Authorities in Bangladesh continue to plan and prepare to introduce nuclear power, but deny they have reached terms with Russia's Rosatom atomic energy corporation to build the reactor.
Mohammed Muzammel Haque, chief engineer at the Bangladesh Atomic Energy Commission (BAEC), claims Bangladesh has opted to build a 1100 MWe plant. But neither the time frame for completion nor the technology supplier for the long-planned plant at Rooppur, western Bangladesh plant have been decided.
"We are still exploring all the options as regards reactor technology," he told World Nuclear News.
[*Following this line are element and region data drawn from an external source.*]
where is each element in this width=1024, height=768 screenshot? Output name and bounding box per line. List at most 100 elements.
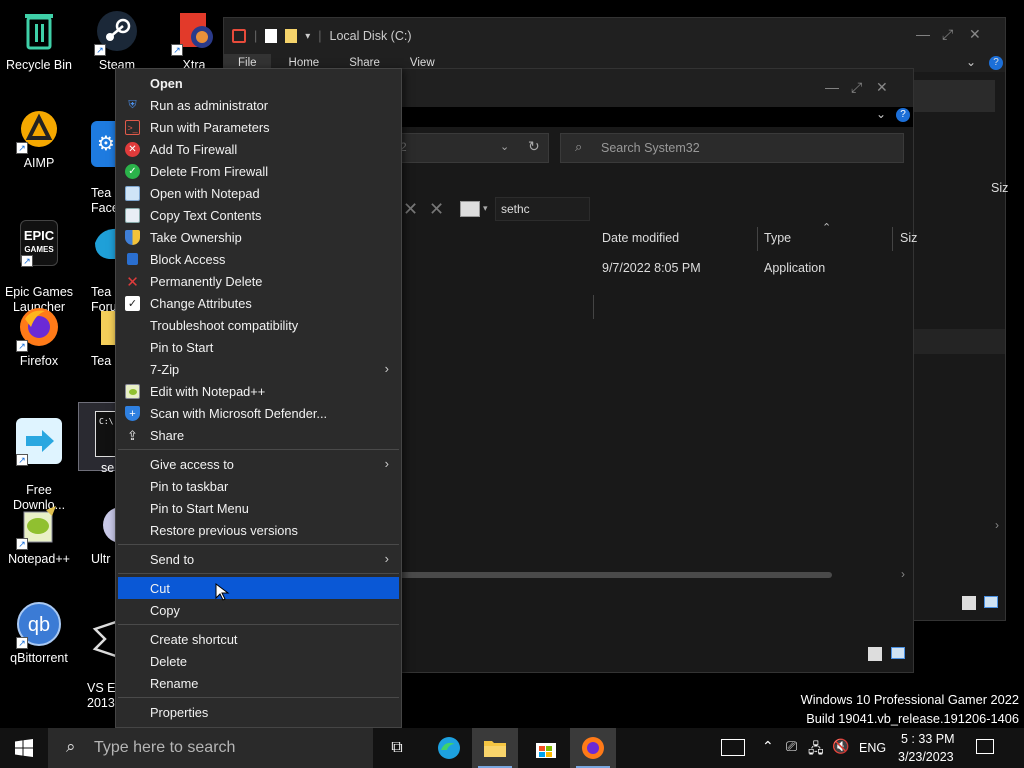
menu-item-rename[interactable]: Rename	[116, 672, 401, 694]
qbittorrent-icon: qb ↗	[16, 601, 62, 649]
size-column-header-back[interactable]: Siz	[991, 181, 1008, 195]
menu-item-label: Permanently Delete	[150, 273, 263, 289]
menu-item-troubleshoot-compatibility[interactable]: Troubleshoot compatibility	[116, 314, 401, 336]
desktop-icon-sethc[interactable]: C:\ se	[78, 402, 125, 475]
defender-icon: +	[125, 406, 140, 421]
view-options-icon[interactable]	[460, 201, 480, 217]
menu-item-open-with-notepad[interactable]: Open with Notepad	[116, 182, 401, 204]
menu-item-take-ownership[interactable]: Take Ownership	[116, 226, 401, 248]
shortcut-arrow-icon: ↗	[16, 637, 28, 649]
help-icon[interactable]: ?	[896, 108, 910, 122]
properties-icon[interactable]	[265, 29, 278, 43]
menu-item-pin-to-start[interactable]: Pin to Start	[116, 336, 401, 358]
menu-item-send-to[interactable]: Send to ›	[116, 548, 401, 570]
scroll-right-icon[interactable]: ›	[901, 567, 905, 581]
maximize-button[interactable]: ⤢	[942, 26, 953, 43]
thumbnails-view-icon[interactable]	[984, 596, 998, 608]
remove-icon[interactable]: ✕	[403, 199, 418, 220]
customize-qat-icon[interactable]: ▾	[305, 31, 310, 42]
taskbar-app-firefox[interactable]	[570, 728, 616, 768]
menu-item-restore-previous-versions[interactable]: Restore previous versions	[116, 519, 401, 541]
menu-item-pin-to-taskbar[interactable]: Pin to taskbar	[116, 475, 401, 497]
menu-item-label: 7-Zip	[150, 361, 180, 377]
keyboard-icon[interactable]	[721, 739, 745, 756]
menu-item-open[interactable]: Open	[116, 72, 401, 94]
menu-item-label: Delete	[150, 653, 187, 669]
menu-item-add-to-firewall[interactable]: ✕ Add To Firewall	[116, 138, 401, 160]
checkbox-icon: ✓	[125, 296, 140, 311]
menu-item-give-access-to[interactable]: Give access to ›	[116, 453, 401, 475]
desktop-icon-xtra[interactable]: ↗ Xtra	[155, 8, 233, 73]
menu-item-create-shortcut[interactable]: Create shortcut	[116, 628, 401, 650]
minimize-button[interactable]: —	[825, 79, 839, 95]
menu-item-change-attributes[interactable]: ✓ Change Attributes	[116, 292, 401, 314]
refresh-icon[interactable]: ↻	[528, 138, 540, 155]
thumbnails-view-icon[interactable]	[891, 647, 905, 659]
network-icon[interactable]: 🖧	[808, 738, 824, 762]
taskbar-search-input[interactable]: ⌕ Type here to search	[48, 728, 373, 768]
desktop-icon-recycle-bin[interactable]: Recycle Bin	[0, 8, 78, 73]
menu-item-permanently-delete[interactable]: ✕ Permanently Delete	[116, 270, 401, 292]
desktop-icon-label: Recycle Bin	[6, 58, 72, 72]
clock-time[interactable]: 5 : 33 PM	[901, 732, 955, 746]
scroll-right-icon[interactable]: ›	[995, 518, 999, 532]
desktop-icon-firefox[interactable]: ↗ Firefox	[0, 304, 78, 369]
epic-games-icon: EPIC GAMES ↗	[20, 220, 58, 267]
menu-item-pin-to-start-menu[interactable]: Pin to Start Menu	[116, 497, 401, 519]
minimize-button[interactable]: —	[916, 26, 930, 42]
menu-item-7zip[interactable]: 7-Zip ›	[116, 358, 401, 380]
menu-item-run-as-administrator[interactable]: ⛨ Run as administrator	[116, 94, 401, 116]
menu-item-share[interactable]: ⇪ Share	[116, 424, 401, 446]
desktop-icon-notepadpp[interactable]: ↗ Notepad++	[0, 502, 78, 567]
volume-muted-icon[interactable]: 🔇	[832, 738, 849, 755]
details-view-icon[interactable]	[868, 647, 882, 661]
horizontal-scrollbar[interactable]	[399, 572, 832, 578]
expand-ribbon-icon[interactable]: ⌄	[966, 55, 976, 69]
new-folder-icon[interactable]	[285, 29, 298, 43]
view-dropdown-icon[interactable]: ▾	[483, 203, 488, 214]
start-button[interactable]	[0, 728, 48, 768]
task-view-button[interactable]: ⧉	[374, 728, 420, 768]
column-header-date-modified[interactable]: Date modified	[602, 231, 679, 245]
remove-all-icon[interactable]: ✕	[429, 199, 444, 220]
taskbar-app-edge[interactable]	[426, 728, 472, 768]
close-button[interactable]: ✕	[876, 79, 888, 96]
taskbar-app-store[interactable]	[523, 728, 569, 768]
column-header-size[interactable]: Siz	[900, 231, 917, 245]
menu-item-copy-text-contents[interactable]: Copy Text Contents	[116, 204, 401, 226]
menu-item-delete-from-firewall[interactable]: ✓ Delete From Firewall	[116, 160, 401, 182]
meet-now-icon[interactable]: ⎚	[786, 738, 797, 755]
shortcut-arrow-icon: ↗	[16, 454, 28, 466]
maximize-button[interactable]: ⤢	[851, 79, 862, 96]
taskbar-app-file-explorer[interactable]	[472, 728, 518, 768]
address-dropdown-icon[interactable]: ⌄	[500, 140, 509, 153]
filter-input[interactable]: sethc	[495, 197, 590, 221]
filter-text: sethc	[501, 202, 530, 216]
show-hidden-icons-chevron-icon[interactable]: ⌃	[762, 738, 774, 755]
menu-item-scan-with-defender[interactable]: + Scan with Microsoft Defender...	[116, 402, 401, 424]
menu-item-copy[interactable]: Copy	[116, 599, 401, 621]
notifications-icon[interactable]	[976, 739, 994, 754]
help-icon[interactable]: ?	[989, 56, 1003, 70]
menu-item-cut[interactable]: Cut	[118, 577, 399, 601]
search-box-back[interactable]	[913, 80, 995, 112]
menu-item-run-with-parameters[interactable]: >_ Run with Parameters	[116, 116, 401, 138]
notepadpp-icon: ↗	[16, 502, 62, 550]
search-input[interactable]: ⌕ Search System32	[560, 133, 904, 163]
desktop-icon-qbittorrent[interactable]: qb ↗ qBittorrent	[0, 601, 78, 666]
close-button[interactable]: ✕	[969, 26, 981, 43]
expand-ribbon-icon[interactable]: ⌄	[876, 107, 886, 121]
menu-item-delete[interactable]: Delete	[116, 650, 401, 672]
clock-date[interactable]: 3/23/2023	[898, 750, 954, 764]
desktop-icon-aimp[interactable]: ↗ AIMP	[0, 106, 78, 171]
language-indicator[interactable]: ENG	[859, 741, 886, 755]
details-view-icon[interactable]	[962, 596, 976, 610]
address-bar[interactable]: 2 ⌄ ↻	[399, 133, 549, 163]
desktop-icon-steam[interactable]: ↗ Steam	[78, 8, 156, 73]
menu-item-edit-with-notepadpp[interactable]: Edit with Notepad++	[116, 380, 401, 402]
firefox-icon: ↗	[16, 304, 62, 352]
menu-item-block-access[interactable]: Block Access	[116, 248, 401, 270]
red-x-icon: ✕	[126, 273, 139, 291]
menu-item-properties[interactable]: Properties	[116, 701, 401, 723]
column-header-type[interactable]: Type	[764, 231, 791, 245]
This appears to contradict suggestions from Russia's Rosatom that it had secured the order to supply reactors to the plant. After a meeting in Dhaka in May, visiting Rosatom deputy director general Nikolay Spasskiy said the Bangladesh government had decided on Rosatom technology, with only payment scheduling left to be negotiated.
Russia is the latest of several countries – the others being China, France, India and USA - with whom Dhaka has signed a memorandum of understanding (MoU) on nuclear cooperation ahead of the hoped-for power plant, which could in theory break ground in just a few years. The year 2010 has been previously suggested by Yeafesh Osman, state minister at the Bangladesh Ministry of Science, Information & Communications Technology, speaking at an April conference in Beijing, China.
Much debate has swelled around the technical specifications for a plant at Rooppur, which was first conceived in 1963, with current costs estimated by Osman at $2 billion. But the pressure is now on the Bangladeshi government: candle stubs on the footpaths and staircases of Dhaka's business district Mohtijheel hint at the dire power shortages which have been blamed with losing this country $1 billion a year in GDP. Electricity demand is rising by 6% a year in Bangladesh.
Given that alternatives are limited - apart from limited reserves of natural gas and hard-to-mine coal - there appears to be popular and political support for the Rooppur nuclear station. Current prime minister Sheikh Hasina's late husband was a nuclear scientist and leading proponent of Rooppur during his stint as chairman of the BAEC.
A government white paper published this summer however also suggests her administration has been exploring alternatives to nuclear energy: the extraction of local coal supplies – long environmentally sensitive – is included in a Ministry of Energy & Mineral Resources plan to have 7000 MWe generation capacity in place by 2014. Smaller coal power stations would contribute 2000 MWe of that.
Raising money for a Rooppur plant also remains a worry. Local economists have suggested privatisation of the country's power sector would attract sufficient investment from overseas venture capital and pension funds to complete the nuclear plant. Others point to soft loans from Bangladesh's chief regional patron, China: Dhaka recently requested $2 billion from Beijing for major infrastructure projects, among which was listed a $150 million request for Rooppur.
The government's various nuclear diplomacy gambits seem designed to create the kind of pool of expertise that Bangladesh will need to build and run a nuclear plant. A $67,000 International Atomic Energy Agency (IAEA) grant has been secured to train 40 personnel.